The optics matter: fans who once relied on local stations now face subscription paywalls or fragmented platforms, and that frustration fuels political pressure. Republican lawmakers will highlight stories of households priced out of following local teams as evidence that transparency and competition need bolstering. Yet the party will also resist quick regulatory fixes that could chill innovation or force one-size-fits-all solutions on a rapidly evolving media landscape.
For the NFL, the hearing is a chance to make its case to a skeptical audience and to offer concrete steps that might ease congressional concerns without surrendering control of its broadcast strategy. Goodell can show how the league is measuring engagement, protecting long-term partner relationships, and experimenting responsibly with new distribution models. Republicans will be watching for answers that demonstrate accountability to fans and respect for competitive market principles.
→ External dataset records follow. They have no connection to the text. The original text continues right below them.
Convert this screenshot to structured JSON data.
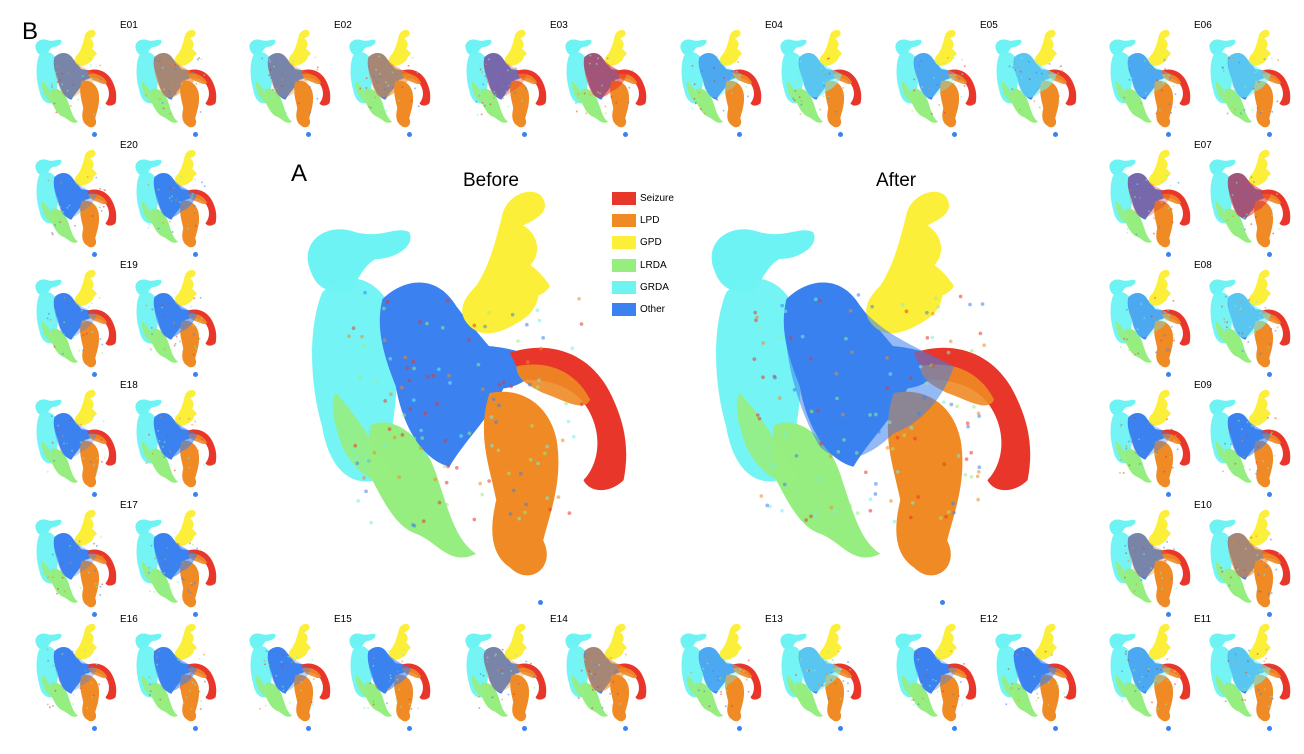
{
  "figure": {
    "panel_a_letter": "A",
    "panel_b_letter": "B",
    "before_title": "Before",
    "after_title": "After"
  },
  "legend": [
    {
      "label": "Seizure",
      "color": "#e8372a"
    },
    {
      "label": "LPD",
      "color": "#ef8a25"
    },
    {
      "label": "GPD",
      "color": "#fcef3a"
    },
    {
      "label": "LRDA",
      "color": "#97ee80"
    },
    {
      "label": "GRDA",
      "color": "#6ef3f4"
    },
    {
      "label": "Other",
      "color": "#3b82f0"
    }
  ],
  "experts": [
    "E01",
    "E02",
    "E03",
    "E04",
    "E05",
    "E06",
    "E07",
    "E08",
    "E09",
    "E10",
    "E11",
    "E12",
    "E13",
    "E14",
    "E15",
    "E16",
    "E17",
    "E18",
    "E19",
    "E20"
  ],
  "mini_tint": {
    "E01": "#ef8a25",
    "E02": "#ef8a25",
    "E03": "#e8372a",
    "E04": "#6ef3f4",
    "E05": "#6ef3f4",
    "E06": "#6ef3f4",
    "E07": "#e8372a",
    "E08": "#6ef3f4",
    "E09": "#3b82f0",
    "E10": "#ef8a25",
    "E11": "#6ef3f4",
    "E12": "#3b82f0",
    "E13": "#6ef3f4",
    "E14": "#ef8a25",
    "E15": "#3b82f0",
    "E16": "#3b82f0",
    "E17": "#3b82f0",
    "E18": "#3b82f0",
    "E19": "#3b82f0",
    "E20": "#3b82f0"
  }
}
The coming testimony will shape how Congress views future sports media deals and whether lawmakers will push for legislation or rely on oversight to influence behavior. Republicans are likely to favor transparency measures and consumer protections that encourage fair competition, while avoiding heavy-handed mandates that could hamper private contracting and investment. The hearing will be a test of whether the league can reassure lawmakers that its broadcast choices serve fans, advertisers, and the broader marketplace without requiring intrusive federal intervention.